Quest’ultimo punto è particolarmente importante; nelle nostre scuole come in quelle africane, dove lo stereotipo di genere si estende a tutte le discipline e le donne hanno il 20% di possibilità in meno di frequentare la scuola rispetto ai maschi (dati Unesco). Più in generale, nei Paesi del sud del mondo, solo il 76% delle bambine completa la scuola primaria, contro l'85% dei maschi. In Kenya, nonostante uno dei più alti livelli di alfabetizzazione in rapporto agli altri Paesi subsahariani, si stima che le ragazze che all'età di 15 anni sanno leggere e scrivere siano circa il 79% contro il 95% dei ragazzi.
Le cause di questa diseguaglianza sono riconducibili a un retaggio culturale.

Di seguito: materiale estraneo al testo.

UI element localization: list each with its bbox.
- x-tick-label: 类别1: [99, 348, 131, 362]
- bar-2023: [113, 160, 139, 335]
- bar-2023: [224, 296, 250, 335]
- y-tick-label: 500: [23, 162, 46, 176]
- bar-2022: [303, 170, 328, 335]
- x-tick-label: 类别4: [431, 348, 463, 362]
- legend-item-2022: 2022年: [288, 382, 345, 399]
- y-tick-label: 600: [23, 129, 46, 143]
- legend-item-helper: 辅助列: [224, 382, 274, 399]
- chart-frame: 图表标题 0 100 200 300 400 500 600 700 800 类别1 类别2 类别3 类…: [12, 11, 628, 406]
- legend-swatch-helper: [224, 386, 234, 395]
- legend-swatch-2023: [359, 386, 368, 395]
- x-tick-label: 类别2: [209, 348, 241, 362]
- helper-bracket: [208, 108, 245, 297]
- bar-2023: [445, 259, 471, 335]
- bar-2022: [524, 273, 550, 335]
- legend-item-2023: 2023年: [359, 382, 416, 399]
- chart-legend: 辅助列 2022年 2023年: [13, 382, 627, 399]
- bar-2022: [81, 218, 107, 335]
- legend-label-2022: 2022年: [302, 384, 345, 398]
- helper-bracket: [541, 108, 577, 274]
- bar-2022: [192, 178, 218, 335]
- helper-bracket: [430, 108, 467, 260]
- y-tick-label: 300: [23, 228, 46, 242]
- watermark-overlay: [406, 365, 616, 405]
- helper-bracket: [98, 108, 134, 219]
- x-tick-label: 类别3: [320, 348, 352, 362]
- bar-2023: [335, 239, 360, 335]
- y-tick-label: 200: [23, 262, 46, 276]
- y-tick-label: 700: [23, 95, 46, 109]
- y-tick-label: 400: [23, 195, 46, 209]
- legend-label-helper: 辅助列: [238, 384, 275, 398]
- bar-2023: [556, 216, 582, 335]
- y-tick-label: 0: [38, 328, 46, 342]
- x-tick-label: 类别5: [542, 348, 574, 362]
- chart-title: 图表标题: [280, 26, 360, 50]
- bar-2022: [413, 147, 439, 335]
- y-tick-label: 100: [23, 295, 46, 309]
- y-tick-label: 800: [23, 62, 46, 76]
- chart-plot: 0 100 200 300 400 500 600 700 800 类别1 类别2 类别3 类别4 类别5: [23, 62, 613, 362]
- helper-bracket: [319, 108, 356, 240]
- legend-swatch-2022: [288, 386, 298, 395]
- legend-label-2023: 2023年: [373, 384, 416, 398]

Ecco perché ci sono Onlus, come la Fondazione Rita Levi Montalcini, che sostengono l’istruzione e l’educazione, sotto ogni forma, delle bambine, ragazze e donne africane, con due precise motivazioni. La prima è quella di dare ad ogni donna tutti gli strumenti per sviluppare pienamente le sue capacità, permettendole di sfuggire alle frequenti discriminazioni, e consentendole di svolgere con dignità il ruolo che le spetta nelle società. La seconda è che un soddisfacente livello di istruzione e di cultura delle donne costituisce un apporto importante, a volte determinante, nello sviluppo economico, sociale e culturale della loro società. Quello che si vuole trasmettere, infatti, è che alzare il livello di istruzione delle donne, in Africa, come in tutti gli altri paesi, permetterebbe di vederle impegnate non solo nei ruoli “tradizionali” che generalmente spettano alla donna; ma potrebbe renderle protagoniste in molti altri tipi di attività, dal settore produttivo all’insegnamento, dalle professioni sanitarie ai ruoli di leadership.